То, что последовало в ходе деколонизации после Второй мировой войны, можно было бы назвать ускоренным развитием языка, хотя на самом деле слово «развитие» плохо описывает то, что происходит именно с языком. И причина тут одна: для человека и общества использование языка только в редких случаях научного познания или объяснения в любви лежит в области «блага». В самых острых, решающих, можно сказать, моментах язык оборачивается к человеку своей опасной стороной — от брани до опасных проговорок, от лжи до предательства. Вот почему люди не произносят того, чего сильнее всего хотят, чтобы не сглазить; а того, чего не хотят, не называют, чтобы не накаркать. Только держа это в голове, можно понять, отчего целые сообщества готовы предъявлять сами себе и друг другу требования «исправить имена». Исправление имени — это всегда знак перемены отношения к себе и к миру.
Иногда эти процессы идут настолько медленно, что поверхностные изменения кажутся легковесными и не очень существенными, а глубинные накапливаются годами и десятилетиями, чтобы взорваться в самый неожиданный момент.
,
,
Так случилось, например, с феминитивами в России. В советской практике, начиная с 1930-х годов, происходило постепенное вытеснение традиционных феминитивов. Мы все помним школьное правило, согласно которому названия профессий употреблялись в мужском роде. И во множественном числе слова в мужском роде покрывали все значения. Никому не могло бы прийти в голову неэкономно говорить, что, например, в мире насчитывается столько-то японок и японцев. Только — японцев! Но в середине 1960-х годов лингвисты забили тревогу, и даже появились публикации, например, о странностях награждений известных артисток, скажем, званием «заслуженного артиста РСФСР». Как же так, возмущался известный лингвист, почему не артистка. Но с наступлением брежневской эпохи тема эта заглохла на два десятилетия и вновь всплыла только в начале нынешнего века — уже как почти политическая. Оказалось, что отсутствие феминитивов и нарочито презрительное к ним отношение это не что иное, как речевой симптом мощного мужского шовинизма, царящего и в позднесоветском, и в постсоветском обществе. А новый взгляд на само описание человеческих существ должен мало-помалу завоевывать для себя то пространство, которое феминитивы в русской речи занимали уже в XIX веке, но лишились его в годы укрепления так называемого деревянного советского языка.
Возникла и в самом деле этическая дилемма. С одной стороны, есть общество, боготворящее себя само в отношении традиционной грамотности, а с другой — то же общество, пожелавшее социального, культурного, антропологического, если угодно, равенства.

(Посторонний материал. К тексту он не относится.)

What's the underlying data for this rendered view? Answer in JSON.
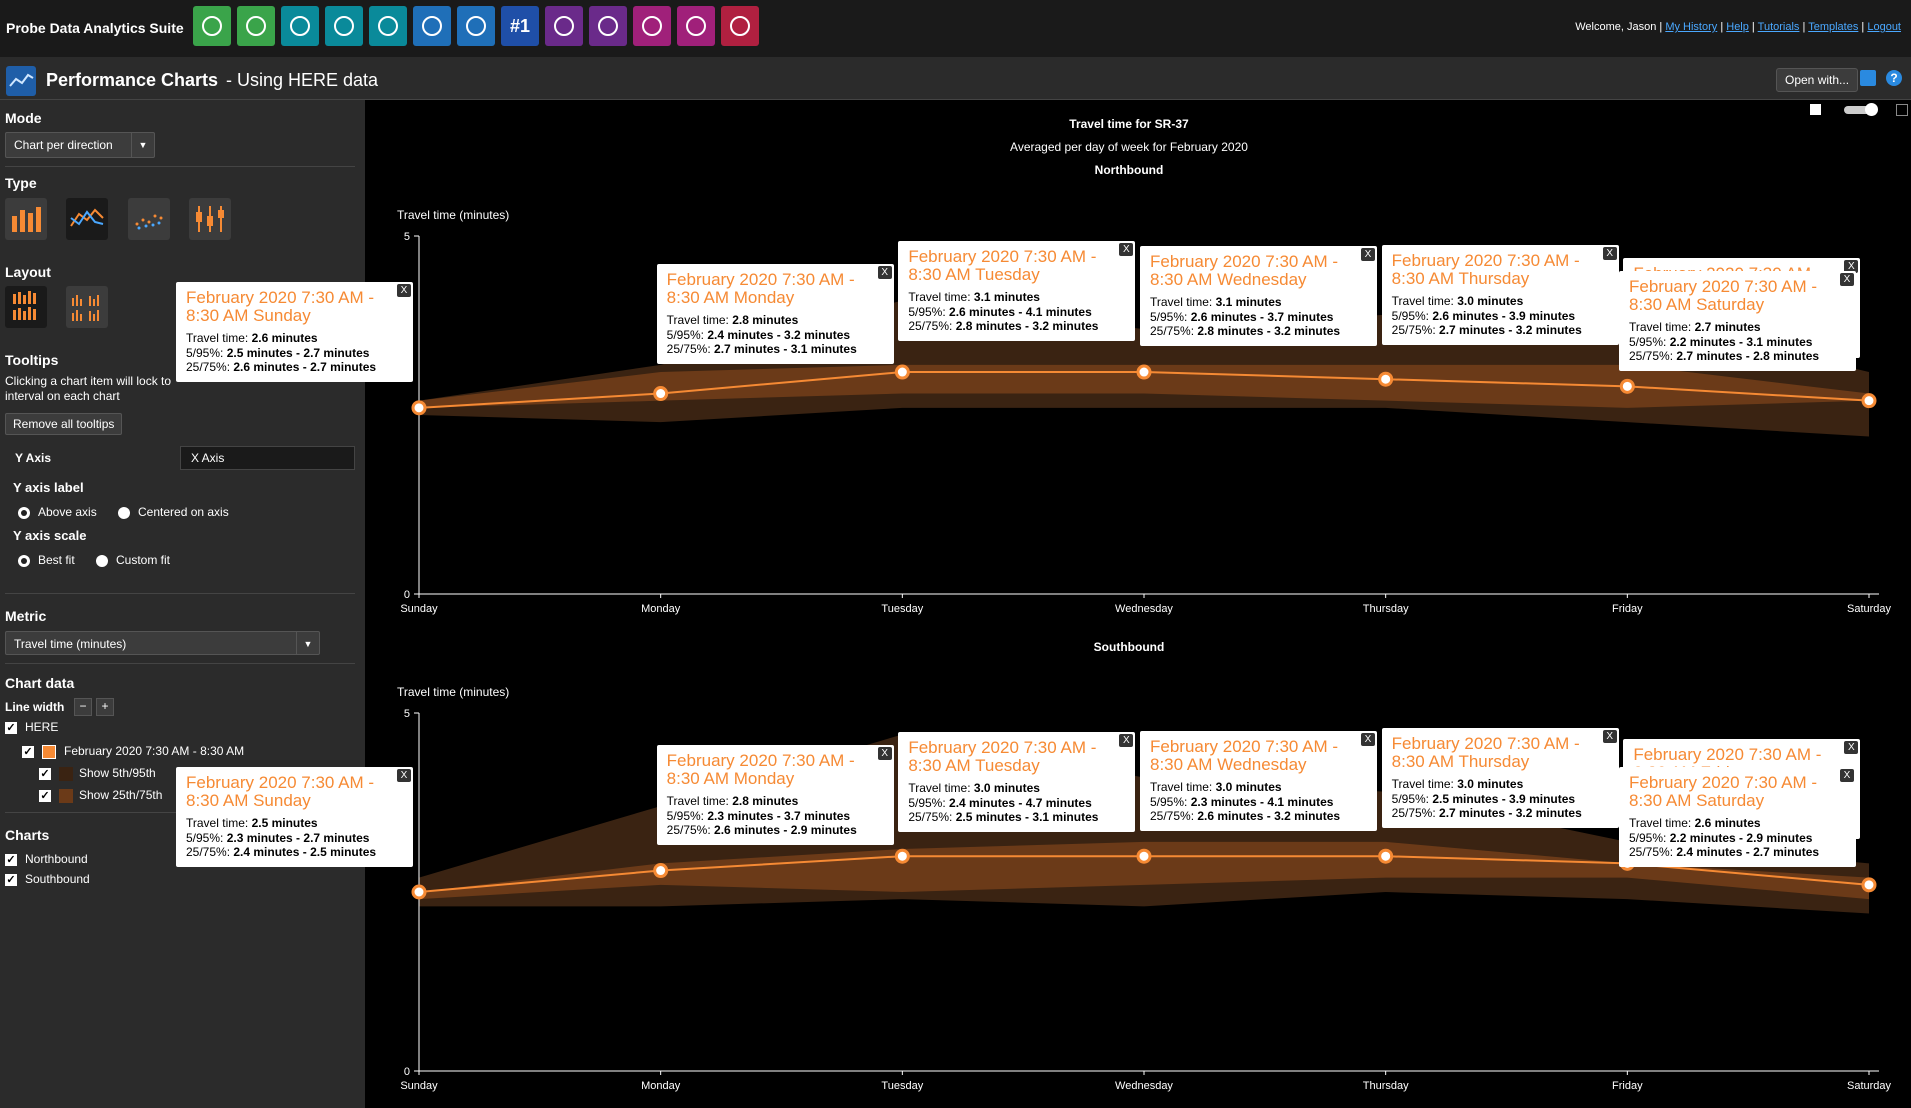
{
  "app": {
    "title": "Probe Data Analytics Suite",
    "welcome": "Welcome, Jason",
    "links": [
      "My History",
      "Help",
      "Tutorials",
      "Templates",
      "Logout"
    ]
  },
  "toolbar": [
    {
      "icon": "magnifier-icon",
      "color": "#3aa44a"
    },
    {
      "icon": "download-arrow-icon",
      "color": "#3aa44a"
    },
    {
      "icon": "bars-map-icon",
      "color": "#0a8a9a"
    },
    {
      "icon": "road-icon",
      "color": "#0a8a9a"
    },
    {
      "icon": "play-map-icon",
      "color": "#0a8a9a"
    },
    {
      "icon": "line-chart-icon",
      "color": "#1f6fb8"
    },
    {
      "icon": "list-icon",
      "color": "#1f6fb8"
    },
    {
      "icon": "ranking-icon",
      "color": "#1f4fa8",
      "text": "#1"
    },
    {
      "icon": "dollar-icon",
      "color": "#6a2a8a"
    },
    {
      "icon": "form-icon",
      "color": "#6a2a8a"
    },
    {
      "icon": "scatter-icon",
      "color": "#a0207a"
    },
    {
      "icon": "list-check-icon",
      "color": "#a0207a"
    },
    {
      "icon": "clock-map-icon",
      "color": "#b02040"
    }
  ],
  "header": {
    "title": "Performance Charts",
    "subtitle": "- Using HERE data",
    "open_with": "Open with..."
  },
  "sidebar": {
    "mode_label": "Mode",
    "mode_value": "Chart per direction",
    "type_label": "Type",
    "layout_label": "Layout",
    "tooltips_label": "Tooltips",
    "tooltips_desc_1": "Clicking a chart item will lock to",
    "tooltips_desc_2": "interval on each chart",
    "remove_tooltips": "Remove all tooltips",
    "tab_y": "Y Axis",
    "tab_x": "X Axis",
    "y_axis_label_title": "Y axis label",
    "y_axis_label_opt1": "Above axis",
    "y_axis_label_opt2": "Centered on axis",
    "y_axis_scale_title": "Y axis scale",
    "y_axis_scale_opt1": "Best fit",
    "y_axis_scale_opt2": "Custom fit",
    "metric_label": "Metric",
    "metric_value": "Travel time (minutes)",
    "chart_data_label": "Chart data",
    "line_width_label": "Line width",
    "here_label": "HERE",
    "series_label": "February 2020 7:30 AM - 8:30 AM",
    "show_5_95": "Show 5th/95th",
    "show_25_75": "Show 25th/75th",
    "charts_label": "Charts",
    "chart_nb": "Northbound",
    "chart_sb": "Southbound"
  },
  "chart_data": [
    {
      "type": "area",
      "title": "Travel time for SR-37",
      "subtitle": "Averaged per day of week for February 2020",
      "panel": "Northbound",
      "ylabel": "Travel time (minutes)",
      "ylim": [
        0,
        5
      ],
      "yticks": [
        "0",
        "5"
      ],
      "categories": [
        "Sunday",
        "Monday",
        "Tuesday",
        "Wednesday",
        "Thursday",
        "Friday",
        "Saturday"
      ],
      "series": [
        {
          "name": "February 2020 7:30 AM - 8:30 AM",
          "values": [
            2.6,
            2.8,
            3.1,
            3.1,
            3.0,
            2.9,
            2.7
          ]
        }
      ],
      "p5": [
        2.5,
        2.4,
        2.6,
        2.6,
        2.6,
        2.4,
        2.2
      ],
      "p95": [
        2.7,
        3.2,
        4.1,
        3.7,
        3.9,
        3.9,
        3.1
      ],
      "p25": [
        2.6,
        2.7,
        2.8,
        2.8,
        2.7,
        2.6,
        2.7
      ],
      "p75": [
        2.7,
        3.1,
        3.2,
        3.2,
        3.2,
        3.2,
        2.8
      ],
      "tooltip_title_prefix": "February 2020 7:30 AM - 8:30 AM",
      "tooltip_travel_label": "Travel time:",
      "tooltip_595_label": "5/95%:",
      "tooltip_2575_label": "25/75%:",
      "tooltip_unit": "minutes"
    },
    {
      "type": "area",
      "panel": "Southbound",
      "ylabel": "Travel time (minutes)",
      "ylim": [
        0,
        5
      ],
      "yticks": [
        "0",
        "5"
      ],
      "categories": [
        "Sunday",
        "Monday",
        "Tuesday",
        "Wednesday",
        "Thursday",
        "Friday",
        "Saturday"
      ],
      "series": [
        {
          "name": "February 2020 7:30 AM - 8:30 AM",
          "values": [
            2.5,
            2.8,
            3.0,
            3.0,
            3.0,
            2.9,
            2.6
          ]
        }
      ],
      "p5": [
        2.3,
        2.3,
        2.4,
        2.3,
        2.5,
        2.4,
        2.2
      ],
      "p95": [
        2.7,
        3.7,
        4.7,
        4.1,
        3.9,
        3.2,
        2.9
      ],
      "p25": [
        2.4,
        2.6,
        2.5,
        2.6,
        2.7,
        2.7,
        2.4
      ],
      "p75": [
        2.5,
        2.9,
        3.1,
        3.2,
        3.2,
        2.9,
        2.7
      ],
      "tooltip_title_prefix": "February 2020 7:30 AM - 8:30 AM",
      "tooltip_travel_label": "Travel time:",
      "tooltip_595_label": "5/95%:",
      "tooltip_2575_label": "25/75%:",
      "tooltip_unit": "minutes"
    }
  ],
  "colors": {
    "line": "#f68a34",
    "band_outer": "#3a2312",
    "band_inner": "#6b3a18",
    "tooltip_title": "#f68a34"
  }
}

Можно прямо сказать — женщина в Советской России была примерно тем же, чем в США были негры. Она была в определенной степени даже социально беззащитнее: всякий советский человек помнит женщин, занятых тяжелым физическим трудом на железной дороге, в трамвайных депо, на стройках.
Я и лошадь, я и бык,
Я и баба, и мужик.
Так было не только во время Второй мировой войны, так было до самого последнего времени.

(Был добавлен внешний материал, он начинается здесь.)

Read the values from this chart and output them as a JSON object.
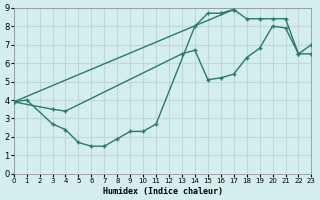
{
  "xlabel": "Humidex (Indice chaleur)",
  "bg_color": "#d4eeed",
  "grid_color": "#c0d8d8",
  "line_color": "#2a7a6a",
  "xlim": [
    0,
    23
  ],
  "ylim": [
    0,
    9
  ],
  "line1": {
    "x": [
      0,
      1,
      3,
      4,
      5,
      6,
      7,
      8,
      9,
      10,
      11,
      14,
      15,
      16,
      17
    ],
    "y": [
      3.9,
      4.0,
      2.7,
      2.4,
      1.7,
      1.5,
      1.5,
      1.9,
      2.3,
      2.3,
      2.7,
      8.0,
      8.7,
      8.7,
      8.9
    ]
  },
  "line2": {
    "x": [
      0,
      3,
      4,
      13,
      14,
      15,
      16,
      17,
      18,
      19,
      20,
      21,
      22,
      23
    ],
    "y": [
      3.9,
      3.5,
      3.4,
      6.5,
      6.7,
      5.1,
      5.2,
      5.4,
      6.3,
      6.8,
      8.0,
      7.9,
      6.5,
      6.5
    ]
  },
  "line3": {
    "x": [
      0,
      17,
      18,
      19,
      20,
      21,
      22,
      23
    ],
    "y": [
      3.9,
      8.9,
      8.4,
      8.4,
      8.4,
      8.4,
      6.5,
      7.0
    ]
  }
}
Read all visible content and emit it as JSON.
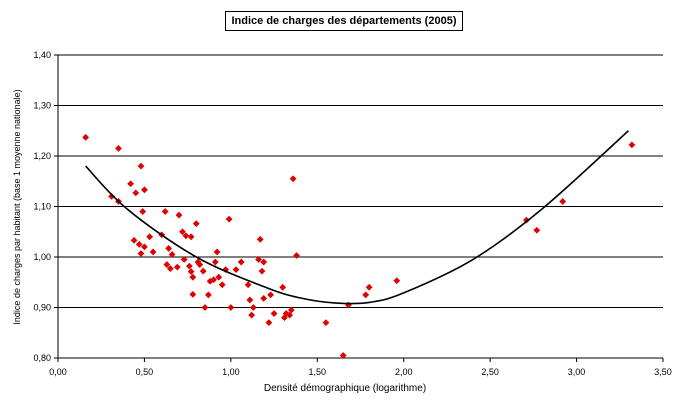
{
  "chart_data": {
    "type": "scatter",
    "title": "Indice de charges des départements (2005)",
    "xlabel": "Densité démographique (logarithme)",
    "ylabel": "Indice de charges par habitant (base 1 moyenne nationale)",
    "xlim": [
      0,
      3.5
    ],
    "ylim": [
      0.8,
      1.4
    ],
    "x_ticks": [
      "0,00",
      "0,50",
      "1,00",
      "1,50",
      "2,00",
      "2,50",
      "3,00",
      "3,50"
    ],
    "y_ticks": [
      "0,80",
      "0,90",
      "1,00",
      "1,10",
      "1,20",
      "1,30",
      "1,40"
    ],
    "grid": "horizontal",
    "point_color": "#e00000",
    "trend_color": "#000000",
    "trend_type": "polynomial (order 2)",
    "trend_range": [
      0.16,
      3.3
    ],
    "trend": [
      [
        0.16,
        1.18
      ],
      [
        0.4,
        1.095
      ],
      [
        0.8,
        1.0
      ],
      [
        1.2,
        0.94
      ],
      [
        1.4,
        0.919
      ],
      [
        1.6,
        0.909
      ],
      [
        1.8,
        0.91
      ],
      [
        2.0,
        0.929
      ],
      [
        2.4,
        0.995
      ],
      [
        2.8,
        1.095
      ],
      [
        3.3,
        1.25
      ]
    ],
    "points": [
      [
        0.16,
        1.237
      ],
      [
        0.35,
        1.215
      ],
      [
        0.31,
        1.12
      ],
      [
        0.35,
        1.11
      ],
      [
        0.42,
        1.145
      ],
      [
        0.45,
        1.127
      ],
      [
        0.48,
        1.18
      ],
      [
        0.5,
        1.133
      ],
      [
        0.49,
        1.09
      ],
      [
        0.44,
        1.033
      ],
      [
        0.47,
        1.025
      ],
      [
        0.5,
        1.02
      ],
      [
        0.53,
        1.04
      ],
      [
        0.48,
        1.007
      ],
      [
        0.55,
        1.01
      ],
      [
        0.6,
        1.044
      ],
      [
        0.62,
        1.09
      ],
      [
        0.64,
        1.017
      ],
      [
        0.66,
        1.005
      ],
      [
        0.63,
        0.985
      ],
      [
        0.65,
        0.977
      ],
      [
        0.69,
        0.98
      ],
      [
        0.7,
        1.083
      ],
      [
        0.72,
        1.05
      ],
      [
        0.74,
        1.042
      ],
      [
        0.77,
        1.04
      ],
      [
        0.73,
        0.995
      ],
      [
        0.76,
        0.982
      ],
      [
        0.77,
        0.971
      ],
      [
        0.78,
        0.96
      ],
      [
        0.78,
        0.926
      ],
      [
        0.8,
        1.066
      ],
      [
        0.81,
        0.99
      ],
      [
        0.82,
        0.985
      ],
      [
        0.84,
        0.972
      ],
      [
        0.85,
        0.9
      ],
      [
        0.87,
        0.925
      ],
      [
        0.88,
        0.952
      ],
      [
        0.9,
        0.955
      ],
      [
        0.91,
        0.99
      ],
      [
        0.92,
        1.01
      ],
      [
        0.93,
        0.96
      ],
      [
        0.95,
        0.945
      ],
      [
        0.97,
        0.975
      ],
      [
        0.99,
        1.075
      ],
      [
        1.0,
        0.9
      ],
      [
        1.03,
        0.975
      ],
      [
        1.06,
        0.99
      ],
      [
        1.1,
        0.945
      ],
      [
        1.11,
        0.915
      ],
      [
        1.12,
        0.885
      ],
      [
        1.13,
        0.9
      ],
      [
        1.16,
        0.995
      ],
      [
        1.17,
        1.035
      ],
      [
        1.18,
        0.972
      ],
      [
        1.19,
        0.99
      ],
      [
        1.19,
        0.918
      ],
      [
        1.22,
        0.87
      ],
      [
        1.23,
        0.925
      ],
      [
        1.25,
        0.888
      ],
      [
        1.3,
        0.94
      ],
      [
        1.31,
        0.88
      ],
      [
        1.32,
        0.888
      ],
      [
        1.34,
        0.885
      ],
      [
        1.35,
        0.895
      ],
      [
        1.36,
        1.155
      ],
      [
        1.38,
        1.003
      ],
      [
        1.55,
        0.87
      ],
      [
        1.65,
        0.805
      ],
      [
        1.68,
        0.905
      ],
      [
        1.78,
        0.925
      ],
      [
        1.8,
        0.94
      ],
      [
        1.96,
        0.953
      ],
      [
        2.71,
        1.073
      ],
      [
        2.77,
        1.053
      ],
      [
        2.92,
        1.11
      ],
      [
        3.32,
        1.222
      ]
    ]
  }
}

На Западе новое понимание — что женщина нуждается в равноправии с мужчинами, что чернокожих нужно называть как-то поуважительнее, просто мы все никак не найдем всех устраивающих слов, что, вообще говоря, никого не нужно клеймить или публично объявлять принадлежащим к какому-то неполноценному меньшинству, — на Западе все это было не одно разом пришедшее понимание, которое потом административными методами превратили в некую единую идеологию, как часто думают и пишут в России.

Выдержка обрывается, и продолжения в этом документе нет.